Siswa dikatakan mengalami miskonsepsi apabila kesalahan-kesalahan yang dilakukan siswa itu berulang dan setelah digali lebih dalam siswa itu mengalami kesalahpahaman terhadap konsep yang digunakan dalam menyelesaikan permasalahan yang diberikan.
Perbedaan gender yang dimaksudkan dalam penelitian ini yaitu jenis kelamin. Siswa laki-laki dan siswa perempuan sebagai subjek penelitian, yaitu siswa kelas X IPA SMA Argopuro Panti yang tediri dari 33 siswa, 12 siswa laki-laki dan 21 siswa .
Tujuan yang ingin dicapai dalam penelitian ini yaitu mendeskripsikan miskonsepsi siswa dalam menyelesaikan permasalahan persamaan kuadrat satu variabel ditinjau dari perbedaan gender dan memberikan rekomendasi bagi guru untuk mengatasi miskonsepsi yang terjadi pada siswa. Metode yang digunakan dalam penelitian ini yaitu metode dokumentasi, tes dan wawancara. Metode pengumpulan data dalam penelitian ini yaitu dengan melakukan tes soal permasalahan persamaan kuadrat satu variabel kepada seluruh siswa satu kelas, namun untuk wawancaranya diambil beberapa siswa secara acak masing-masing 3 siswa dari tiap gender yang dimungkinkan mengalami miskonsepsi.

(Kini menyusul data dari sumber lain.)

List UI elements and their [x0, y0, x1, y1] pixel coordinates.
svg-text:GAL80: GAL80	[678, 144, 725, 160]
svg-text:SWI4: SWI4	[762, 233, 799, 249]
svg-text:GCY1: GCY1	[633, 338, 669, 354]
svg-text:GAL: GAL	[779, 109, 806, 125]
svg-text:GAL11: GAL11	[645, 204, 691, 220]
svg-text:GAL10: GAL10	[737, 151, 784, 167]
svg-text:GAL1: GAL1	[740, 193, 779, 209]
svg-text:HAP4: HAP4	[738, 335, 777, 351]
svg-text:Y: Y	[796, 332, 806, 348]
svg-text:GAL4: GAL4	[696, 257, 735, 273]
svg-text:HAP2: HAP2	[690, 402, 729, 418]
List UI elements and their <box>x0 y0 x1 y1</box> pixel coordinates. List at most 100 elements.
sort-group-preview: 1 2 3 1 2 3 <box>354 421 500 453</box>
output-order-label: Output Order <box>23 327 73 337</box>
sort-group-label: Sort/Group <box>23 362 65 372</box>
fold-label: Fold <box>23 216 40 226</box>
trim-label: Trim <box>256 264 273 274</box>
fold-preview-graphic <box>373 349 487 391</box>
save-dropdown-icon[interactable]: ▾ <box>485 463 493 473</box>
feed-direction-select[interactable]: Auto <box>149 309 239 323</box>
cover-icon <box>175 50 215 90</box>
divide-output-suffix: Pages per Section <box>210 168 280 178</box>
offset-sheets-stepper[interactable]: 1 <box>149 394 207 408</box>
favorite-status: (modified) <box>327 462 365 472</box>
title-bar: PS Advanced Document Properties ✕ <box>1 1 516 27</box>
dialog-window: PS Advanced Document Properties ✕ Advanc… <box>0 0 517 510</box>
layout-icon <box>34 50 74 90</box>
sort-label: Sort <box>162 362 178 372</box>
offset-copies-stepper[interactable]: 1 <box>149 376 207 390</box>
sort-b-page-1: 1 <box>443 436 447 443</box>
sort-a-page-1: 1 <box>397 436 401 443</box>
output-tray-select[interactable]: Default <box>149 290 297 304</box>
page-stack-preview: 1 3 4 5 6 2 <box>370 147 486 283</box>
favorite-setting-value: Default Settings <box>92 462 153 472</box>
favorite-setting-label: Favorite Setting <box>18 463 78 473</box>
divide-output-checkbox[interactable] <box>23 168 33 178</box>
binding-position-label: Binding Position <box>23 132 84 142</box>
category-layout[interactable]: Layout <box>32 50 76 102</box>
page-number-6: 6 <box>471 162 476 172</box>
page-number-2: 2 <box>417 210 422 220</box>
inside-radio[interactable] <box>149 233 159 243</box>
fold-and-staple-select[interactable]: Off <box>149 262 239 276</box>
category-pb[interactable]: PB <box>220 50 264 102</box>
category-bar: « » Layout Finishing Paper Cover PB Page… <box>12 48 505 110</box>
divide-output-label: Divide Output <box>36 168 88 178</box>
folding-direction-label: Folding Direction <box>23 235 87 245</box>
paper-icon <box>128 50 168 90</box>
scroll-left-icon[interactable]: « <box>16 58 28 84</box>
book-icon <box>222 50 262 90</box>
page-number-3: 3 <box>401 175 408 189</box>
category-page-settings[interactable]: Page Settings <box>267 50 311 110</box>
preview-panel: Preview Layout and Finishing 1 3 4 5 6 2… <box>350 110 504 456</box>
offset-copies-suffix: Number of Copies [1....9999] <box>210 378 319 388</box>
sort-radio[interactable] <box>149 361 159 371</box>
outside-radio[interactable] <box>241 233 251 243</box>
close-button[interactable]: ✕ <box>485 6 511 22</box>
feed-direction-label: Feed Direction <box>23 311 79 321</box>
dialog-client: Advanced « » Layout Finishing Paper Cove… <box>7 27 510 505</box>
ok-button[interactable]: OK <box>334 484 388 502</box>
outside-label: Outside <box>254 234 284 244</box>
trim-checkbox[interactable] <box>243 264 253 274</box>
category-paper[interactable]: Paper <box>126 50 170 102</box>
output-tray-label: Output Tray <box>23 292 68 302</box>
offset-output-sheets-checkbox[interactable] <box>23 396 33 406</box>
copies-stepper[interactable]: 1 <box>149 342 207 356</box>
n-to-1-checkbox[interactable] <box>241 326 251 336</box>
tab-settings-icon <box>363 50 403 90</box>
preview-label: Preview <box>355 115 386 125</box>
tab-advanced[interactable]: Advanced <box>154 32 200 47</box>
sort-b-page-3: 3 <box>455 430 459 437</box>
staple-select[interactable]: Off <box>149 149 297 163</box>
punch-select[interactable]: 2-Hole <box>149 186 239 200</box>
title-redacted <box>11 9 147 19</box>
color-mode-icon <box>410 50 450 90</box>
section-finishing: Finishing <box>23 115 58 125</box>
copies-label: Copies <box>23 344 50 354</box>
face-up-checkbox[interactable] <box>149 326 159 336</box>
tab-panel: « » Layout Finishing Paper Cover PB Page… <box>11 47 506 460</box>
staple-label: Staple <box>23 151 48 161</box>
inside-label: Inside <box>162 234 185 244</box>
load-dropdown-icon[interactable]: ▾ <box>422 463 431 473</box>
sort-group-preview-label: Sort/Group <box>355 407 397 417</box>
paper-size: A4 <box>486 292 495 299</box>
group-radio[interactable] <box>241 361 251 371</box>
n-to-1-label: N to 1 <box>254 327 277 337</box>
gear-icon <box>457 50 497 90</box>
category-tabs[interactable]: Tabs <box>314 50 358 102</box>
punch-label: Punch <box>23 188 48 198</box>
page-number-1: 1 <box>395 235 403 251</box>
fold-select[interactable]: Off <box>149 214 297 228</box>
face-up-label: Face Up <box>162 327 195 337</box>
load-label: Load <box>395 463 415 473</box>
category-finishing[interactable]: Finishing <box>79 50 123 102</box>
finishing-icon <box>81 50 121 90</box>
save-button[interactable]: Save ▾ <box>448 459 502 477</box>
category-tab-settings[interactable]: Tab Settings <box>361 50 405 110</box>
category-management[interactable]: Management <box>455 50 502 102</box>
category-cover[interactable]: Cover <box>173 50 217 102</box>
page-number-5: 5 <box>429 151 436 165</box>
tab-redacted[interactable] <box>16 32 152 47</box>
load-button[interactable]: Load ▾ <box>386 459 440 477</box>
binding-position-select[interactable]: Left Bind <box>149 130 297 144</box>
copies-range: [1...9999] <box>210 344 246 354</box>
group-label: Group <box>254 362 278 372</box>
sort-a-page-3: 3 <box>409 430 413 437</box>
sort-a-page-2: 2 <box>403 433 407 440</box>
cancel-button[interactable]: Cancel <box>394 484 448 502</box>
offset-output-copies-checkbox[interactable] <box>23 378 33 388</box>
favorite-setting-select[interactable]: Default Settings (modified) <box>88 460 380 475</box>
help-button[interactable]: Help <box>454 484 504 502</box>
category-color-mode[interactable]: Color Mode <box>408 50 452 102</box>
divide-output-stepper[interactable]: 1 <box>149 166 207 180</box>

Berdasarkan hasil analisis data dan pembahasan, terdapat beberapa jenis miskonsepsi yang dialami siswa. Terdapat beberapa miskonsepsi yang dialami siswa yaitu miskonsepsi notasi, miskonsepsi akar kuadrat, miskonsepsi hukum kanselasi dan atau aturan identitas perkalian, miskonsepsi perbandingan panjang sisi, dan miskonsepsi bangun ruang. Berdasarkan dari 3 subjek tiap gender dapat disimpulkan bahwa siswa laki-laki lebih banyak mengalami miskonsepsi pada tahapan menjalankan rencana yaitu miskonsepsi hukum kanselasi dan atau aturan identitas perkalian, miskonsepsi perbandingan panjang sisi, miskonsepsi bangun ruang, dan miskonsepsi notasi, sedangkan siswa perempuan lebih banyak mengalami miskonsepsi pada tahapan melihat kembali yaitu miskonsepsi akar kuadrat, miskonsepsi perbandingan panjang sisi, miskonsepsi bangun ruang. Miskonsepsi yang terjadi pada kedua gender yaitu miskonsepsi notasi, miskonsepsi perbandingan panjang sisi dan miskonsepsi bangun ruang.
Miskonsepsi harus segera diatasi agar tidak memberikan dampak yang berkelanjutan kepada siswa, karena akan berakibat pada hasil belajar siswa yang tidak maksimal. Cara mengatasi miskonsepsi tidak selalu harus diulang dari awal dan diajar secara menyeluruh kepada siswa, tetapi dapat langsung fokus pada titik dimana siswa tersebut mengalami miskonsepsi. Oleh karena itu seorang guru lebih baik mengetahui dan memahami apakah seorang siswa mengalami kesalahan atau miskonsepsi. Jika miskonsepsi terjadi, maka akan sulit bagi siswa untuk mengubah pemahamannya.